Of course, the transformation of stubble through fire is severe, and God wants us to know it, so that we might make changes before our suffering becomes too much. When God says there will be no root or stem left, it does not mean we lose everything, but we lose the things we took false comfort in, in place of God and each other.
Without the ‘root and stem’, we will depend totally on God: become again salt and light for the world with energy to serve others, and for us to find true peace.
This is similar to the message of Jesus in the Gospel; that the gold and silver in the Temple, which the Pharisees placed so much trust in, would soon be lost and the Temple destroyed (by the Romans in 70 AD). At that point in time, the people would have to think deeply about how and where they can encounter God.
This is when the small Christian communities, which formed after the death and resurrection of Jesus, become a revelation of the first reading: “But for you who fear my name, the sun of righteousness will shine out with healing in its rays.”
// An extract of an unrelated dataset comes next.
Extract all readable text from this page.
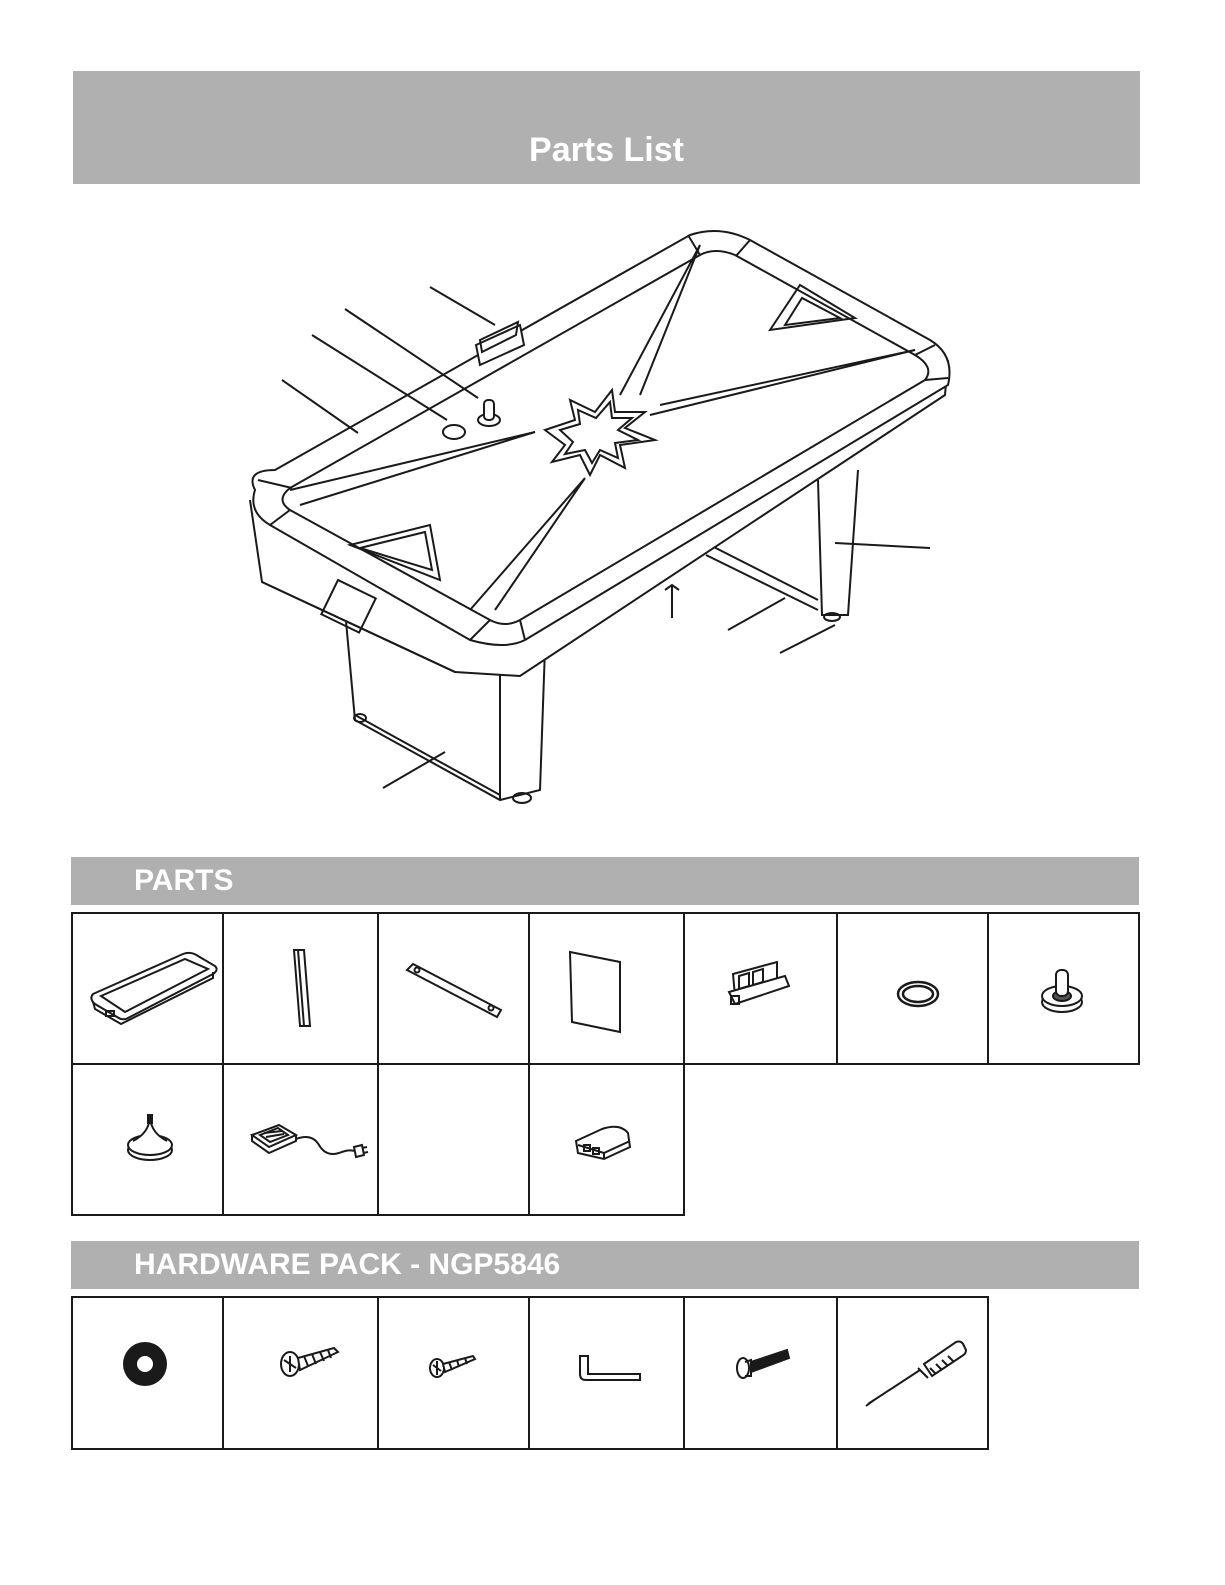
Parts List
PARTS
HARDWARE PACK - NGP5846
So, rather than being the end of the road for the wicked, God’s love for all people truly shines out through the small number of faithful people scattered throughout the world: the faithful people become the revelation of God’s love.
Unfortunately, the faithful people are warned that they may be persecuted by others before the truth is revealed. And we might ask: why? Why is it that the more faithful people seem to be, they are the ones who suffer more? Let us reflect for a moment on a one or two thoughts:
1) when we buy an expensive product, we want to see that it performs as it is supposed to: seeing is believing;
2) when we were children, and sometimes older, what were the moments when we realised that mum/ dad really loved us?
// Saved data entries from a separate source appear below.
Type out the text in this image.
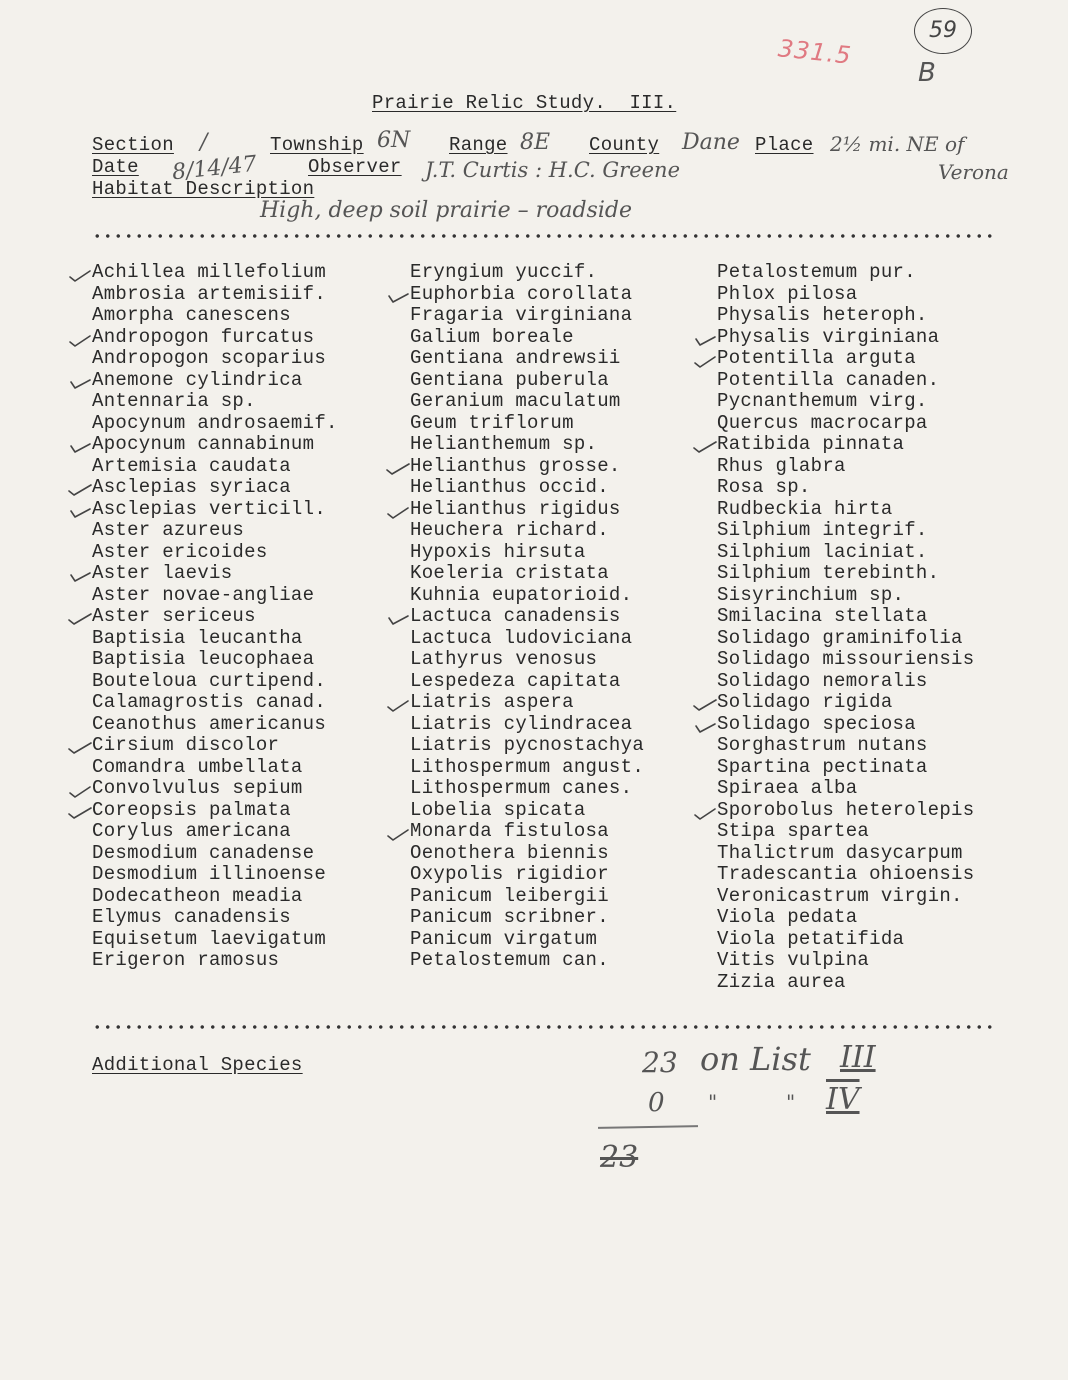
331.5
59
B
Prairie Relic Study.  III.
Section /	Township 6N Range 8E County Dane Place 2½ mi. NE of
Date 8/14/47	Observer J.T. Curtis : H.C. Greene	Verona
Habitat Description
High, deep soil prairie – roadside
Achillea millefolium
Ambrosia artemisiif.
Amorpha canescens
Andropogon furcatus
Andropogon scoparius
Anemone cylindrica
Antennaria sp.
Apocynum androsaemif.
Apocynum cannabinum
Artemisia caudata
Asclepias syriaca
Asclepias verticill.
Aster azureus
Aster ericoides
Aster laevis
Aster novae-angliae
Aster sericeus
Baptisia leucantha
Baptisia leucophaea
Bouteloua curtipend.
Calamagrostis canad.
Ceanothus americanus
Cirsium discolor
Comandra umbellata
Convolvulus sepium
Coreopsis palmata
Corylus americana
Desmodium canadense
Desmodium illinoense
Dodecatheon meadia
Elymus canadensis
Equisetum laevigatum
Erigeron ramosus
Eryngium yuccif.
Euphorbia corollata
Fragaria virginiana
Galium boreale
Gentiana andrewsii
Gentiana puberula
Geranium maculatum
Geum triflorum
Helianthemum sp.
Helianthus grosse.
Helianthus occid.
Helianthus rigidus
Heuchera richard.
Hypoxis hirsuta
Koeleria cristata
Kuhnia eupatorioid.
Lactuca canadensis
Lactuca ludoviciana
Lathyrus venosus
Lespedeza capitata
Liatris aspera
Liatris cylindracea
Liatris pycnostachya
Lithospermum angust.
Lithospermum canes.
Lobelia spicata
Monarda fistulosa
Oenothera biennis
Oxypolis rigidior
Panicum leibergii
Panicum scribner.
Panicum virgatum
Petalostemum can.
Petalostemum pur.
Phlox pilosa
Physalis heteroph.
Physalis virginiana
Potentilla arguta
Potentilla canaden.
Pycnanthemum virg.
Quercus macrocarpa
Ratibida pinnata
Rhus glabra
Rosa sp.
Rudbeckia hirta
Silphium integrif.
Silphium laciniat.
Silphium terebinth.
Sisyrinchium sp.
Smilacina stellata
Solidago graminifolia
Solidago missouriensis
Solidago nemoralis
Solidago rigida
Solidago speciosa
Sorghastrum nutans
Spartina pectinata
Spiraea alba
Sporobolus heterolepis
Stipa spartea
Thalictrum dasycarpum
Tradescantia ohioensis
Veronicastrum virgin.
Viola pedata
Viola petatifida
Vitis vulpina
Zizia aurea
Additional Species	23 on List III
0 "	" IV
23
When we saw our parents choosing to keep loving us after our selfish or stupid acts have caused them pain or loss, we usually feel deep remorse and feel amazed that they still love us. That deep love is a beautiful reflection of God’s love for us, seen in the suffering of Jesus.
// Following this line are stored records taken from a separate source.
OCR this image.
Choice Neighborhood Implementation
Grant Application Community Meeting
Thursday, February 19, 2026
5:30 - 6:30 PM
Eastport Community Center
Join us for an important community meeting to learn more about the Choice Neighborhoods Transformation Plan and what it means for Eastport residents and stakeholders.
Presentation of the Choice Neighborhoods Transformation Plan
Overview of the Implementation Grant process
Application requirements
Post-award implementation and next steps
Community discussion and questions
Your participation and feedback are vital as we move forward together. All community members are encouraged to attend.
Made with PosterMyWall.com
In the context of the Gospel, Jesus has just warned everyone that false prophets will come: “‘Take care not to be deceived,’ he said ‘because many will come using my name and saying, “I am he” and, “The time is near at hand.” Refuse to join them.’”
How do we tell the true prophets from the false? Like our parents, true prophets will be willing to suffer a bit for the truth: they won’t like it, but they will do it for love, for God, for truth. So, sadly, the proof is in the pudding as they say in English: likewise for prophets.
Today is a moment, as we draw the Church year to a close, to take time to ask who, or what, we depend on? Are they true prophets? Or are we, as AC/DC aptly put it: on the highway to hell?
Many people, including myself until recently, always view today’s readings as threats of judgement and then throw out the unworthy: the naughty people. But, if we look back to All Souls, 2nd November, we’ll see John’s Gospel (6:39) where Jesus exclaims: “Now the will of him who sent me is that I should lose nothing of all that he has given to me.”
Fr Richard Rohr says that the happy people, in the second half of life, are those who have found some way to serve others. I pray we can persevere with generosity toward others, so that fear of the future and fear of judgement to come will disappear, because we will become love.